The ideal gas law is an equation of state the describes the behavior of an ideal gas and also a real gas under conditions of ordinary temperature and low pressure. This is one of the most useful gas laws to know because it can be used to find pressure, volume, number of moles, or temperature of a gas.

The formula for the ideal gas law is:

PV = nRT

P = pressure

V = volume

n = number of moles of gas

R = ideal or universal gas constant = 0.08 L atm / mol K

T = absolute temperature in Kelvin

Sometimes, you may use another version of the ideal gas law:

PV = NkT

where:

N = number of molecules

k = Boltzmann constant = 1.38066 x 10^{-23} J/K = 8.617385 x 10^{-5} eV/K

### Ideal Gas Law Example

One of the easiest applications of the ideal gas law is to find the unknown value, given all the others.

6.2 liters of an ideal gas is contained at 3.0 atm and 37 °C. How many moles of this gas are present?

**Solution**

The ideal gas law states

PV = nRT

Because the units of the gas constant are given using atmospheres, moles, and Kelvin, it's important to make sure you convert values given in other temperature or pressure scales.

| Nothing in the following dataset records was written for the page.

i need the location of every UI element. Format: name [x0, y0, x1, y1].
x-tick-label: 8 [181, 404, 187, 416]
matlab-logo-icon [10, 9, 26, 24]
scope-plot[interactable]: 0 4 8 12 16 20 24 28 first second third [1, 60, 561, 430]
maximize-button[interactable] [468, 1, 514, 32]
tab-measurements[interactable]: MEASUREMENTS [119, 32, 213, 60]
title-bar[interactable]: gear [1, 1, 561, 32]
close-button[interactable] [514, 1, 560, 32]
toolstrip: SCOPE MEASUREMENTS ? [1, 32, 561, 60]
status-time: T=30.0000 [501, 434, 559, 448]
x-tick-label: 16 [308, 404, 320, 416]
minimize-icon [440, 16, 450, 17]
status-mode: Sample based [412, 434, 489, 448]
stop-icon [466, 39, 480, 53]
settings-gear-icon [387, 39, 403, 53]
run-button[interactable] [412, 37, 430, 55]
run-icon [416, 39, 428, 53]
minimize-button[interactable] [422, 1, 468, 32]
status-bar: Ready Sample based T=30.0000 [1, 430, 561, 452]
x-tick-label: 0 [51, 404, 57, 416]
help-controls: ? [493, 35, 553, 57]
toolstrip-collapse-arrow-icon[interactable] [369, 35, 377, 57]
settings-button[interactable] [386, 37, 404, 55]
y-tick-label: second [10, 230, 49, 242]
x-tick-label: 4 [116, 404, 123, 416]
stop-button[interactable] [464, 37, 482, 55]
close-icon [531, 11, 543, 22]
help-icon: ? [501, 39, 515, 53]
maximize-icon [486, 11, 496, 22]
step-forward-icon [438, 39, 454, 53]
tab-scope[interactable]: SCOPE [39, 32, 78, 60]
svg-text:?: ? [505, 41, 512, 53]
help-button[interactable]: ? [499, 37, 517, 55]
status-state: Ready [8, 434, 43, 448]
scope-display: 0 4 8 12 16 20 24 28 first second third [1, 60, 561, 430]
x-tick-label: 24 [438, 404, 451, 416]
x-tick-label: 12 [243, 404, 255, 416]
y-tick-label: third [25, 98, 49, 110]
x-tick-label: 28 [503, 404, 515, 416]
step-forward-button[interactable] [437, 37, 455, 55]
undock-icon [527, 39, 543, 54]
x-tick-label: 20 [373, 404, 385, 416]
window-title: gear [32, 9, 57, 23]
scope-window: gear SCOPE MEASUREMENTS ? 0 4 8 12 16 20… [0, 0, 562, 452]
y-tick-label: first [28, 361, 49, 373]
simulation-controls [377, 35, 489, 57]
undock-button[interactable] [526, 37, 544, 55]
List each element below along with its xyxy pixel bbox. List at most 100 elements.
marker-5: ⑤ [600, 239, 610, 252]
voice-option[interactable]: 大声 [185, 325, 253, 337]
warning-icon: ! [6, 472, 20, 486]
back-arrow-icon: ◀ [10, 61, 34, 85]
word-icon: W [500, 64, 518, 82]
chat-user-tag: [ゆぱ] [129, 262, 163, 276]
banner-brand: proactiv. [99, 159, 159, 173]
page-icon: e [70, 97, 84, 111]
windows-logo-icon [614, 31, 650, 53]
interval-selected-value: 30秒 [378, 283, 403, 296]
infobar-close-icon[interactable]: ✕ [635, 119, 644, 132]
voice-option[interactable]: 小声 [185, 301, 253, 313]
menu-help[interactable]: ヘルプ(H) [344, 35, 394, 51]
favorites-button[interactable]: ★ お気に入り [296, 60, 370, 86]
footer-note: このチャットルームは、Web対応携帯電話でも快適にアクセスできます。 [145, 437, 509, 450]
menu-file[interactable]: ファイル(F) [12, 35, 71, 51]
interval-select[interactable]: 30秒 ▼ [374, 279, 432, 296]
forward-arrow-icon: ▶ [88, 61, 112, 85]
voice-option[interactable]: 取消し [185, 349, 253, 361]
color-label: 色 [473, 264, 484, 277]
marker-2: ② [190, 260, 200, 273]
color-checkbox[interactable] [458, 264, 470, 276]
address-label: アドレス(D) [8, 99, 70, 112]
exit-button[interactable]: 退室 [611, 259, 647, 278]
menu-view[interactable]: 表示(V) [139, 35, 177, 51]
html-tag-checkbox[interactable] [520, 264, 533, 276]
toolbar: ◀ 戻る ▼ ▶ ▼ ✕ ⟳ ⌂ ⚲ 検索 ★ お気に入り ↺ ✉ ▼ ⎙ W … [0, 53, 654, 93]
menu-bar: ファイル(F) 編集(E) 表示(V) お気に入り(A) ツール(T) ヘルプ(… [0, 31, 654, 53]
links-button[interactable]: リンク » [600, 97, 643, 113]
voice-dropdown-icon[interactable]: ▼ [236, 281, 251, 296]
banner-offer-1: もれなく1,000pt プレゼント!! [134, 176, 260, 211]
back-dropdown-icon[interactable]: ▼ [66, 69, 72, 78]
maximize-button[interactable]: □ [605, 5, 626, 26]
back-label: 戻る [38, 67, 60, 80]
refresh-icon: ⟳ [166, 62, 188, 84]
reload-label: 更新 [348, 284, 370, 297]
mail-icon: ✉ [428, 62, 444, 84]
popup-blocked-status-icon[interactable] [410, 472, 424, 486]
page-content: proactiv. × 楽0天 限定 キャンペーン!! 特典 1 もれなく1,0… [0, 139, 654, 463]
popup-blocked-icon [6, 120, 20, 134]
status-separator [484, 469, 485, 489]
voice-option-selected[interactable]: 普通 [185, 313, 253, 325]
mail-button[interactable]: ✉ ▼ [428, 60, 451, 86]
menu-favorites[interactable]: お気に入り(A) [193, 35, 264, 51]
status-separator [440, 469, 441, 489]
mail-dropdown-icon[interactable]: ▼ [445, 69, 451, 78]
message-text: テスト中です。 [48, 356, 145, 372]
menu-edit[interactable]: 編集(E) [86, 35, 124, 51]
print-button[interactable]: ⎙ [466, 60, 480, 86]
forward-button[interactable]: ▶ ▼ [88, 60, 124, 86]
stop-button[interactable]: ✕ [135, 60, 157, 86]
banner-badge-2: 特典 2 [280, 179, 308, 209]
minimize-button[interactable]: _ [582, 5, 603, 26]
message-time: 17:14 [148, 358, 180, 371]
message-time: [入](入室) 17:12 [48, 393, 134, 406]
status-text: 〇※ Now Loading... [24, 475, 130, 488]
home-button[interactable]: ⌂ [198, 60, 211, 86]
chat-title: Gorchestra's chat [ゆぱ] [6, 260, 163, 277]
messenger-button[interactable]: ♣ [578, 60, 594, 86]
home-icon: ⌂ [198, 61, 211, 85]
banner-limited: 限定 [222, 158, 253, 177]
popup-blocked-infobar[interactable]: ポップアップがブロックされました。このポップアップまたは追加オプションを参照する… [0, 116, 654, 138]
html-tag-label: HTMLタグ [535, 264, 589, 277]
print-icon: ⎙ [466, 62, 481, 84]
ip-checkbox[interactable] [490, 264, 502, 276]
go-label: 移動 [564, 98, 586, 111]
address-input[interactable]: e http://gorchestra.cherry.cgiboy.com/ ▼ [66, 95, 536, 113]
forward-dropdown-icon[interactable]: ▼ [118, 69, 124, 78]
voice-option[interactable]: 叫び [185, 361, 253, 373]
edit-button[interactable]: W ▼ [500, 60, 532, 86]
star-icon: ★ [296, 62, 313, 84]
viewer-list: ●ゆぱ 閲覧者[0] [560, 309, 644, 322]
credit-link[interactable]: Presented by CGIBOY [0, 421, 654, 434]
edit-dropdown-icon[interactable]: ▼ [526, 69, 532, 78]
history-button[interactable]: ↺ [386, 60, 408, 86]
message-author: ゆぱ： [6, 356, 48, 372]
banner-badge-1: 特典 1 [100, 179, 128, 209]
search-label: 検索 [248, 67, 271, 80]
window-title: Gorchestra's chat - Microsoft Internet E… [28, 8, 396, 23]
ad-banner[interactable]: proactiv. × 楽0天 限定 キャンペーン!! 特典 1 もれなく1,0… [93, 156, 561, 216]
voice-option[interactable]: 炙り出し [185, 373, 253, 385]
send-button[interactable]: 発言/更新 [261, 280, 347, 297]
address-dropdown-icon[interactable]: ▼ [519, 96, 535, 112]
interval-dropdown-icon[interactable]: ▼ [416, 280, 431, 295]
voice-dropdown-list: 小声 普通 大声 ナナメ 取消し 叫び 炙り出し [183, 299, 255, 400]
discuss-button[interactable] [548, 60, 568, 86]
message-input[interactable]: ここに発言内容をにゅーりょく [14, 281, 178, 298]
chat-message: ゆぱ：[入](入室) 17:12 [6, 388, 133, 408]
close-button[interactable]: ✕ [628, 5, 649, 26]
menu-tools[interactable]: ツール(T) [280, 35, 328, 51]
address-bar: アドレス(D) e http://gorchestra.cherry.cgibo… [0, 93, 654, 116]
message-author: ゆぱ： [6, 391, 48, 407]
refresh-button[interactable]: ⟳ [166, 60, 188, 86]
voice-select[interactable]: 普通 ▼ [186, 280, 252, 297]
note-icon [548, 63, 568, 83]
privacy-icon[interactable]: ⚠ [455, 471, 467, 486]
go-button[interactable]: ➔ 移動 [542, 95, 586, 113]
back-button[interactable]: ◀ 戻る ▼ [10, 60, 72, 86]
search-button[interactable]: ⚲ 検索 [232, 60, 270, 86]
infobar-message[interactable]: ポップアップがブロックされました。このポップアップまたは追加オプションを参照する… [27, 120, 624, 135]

For this problem, convert °C temperature to K using the equation:

T = °C + 273

T = 37 °C + 273

T = 310 K

Now, you can plug in the values. Solve ideal gas law for the number of moles

n = PV / RT

n = ( 3.0 atm x 6.2 L ) / ( 0.08 L atm /mol K x 310 K)

n = 0.75 mol

**Answer**

There are 0.75 mol of the ideal gas present in the system.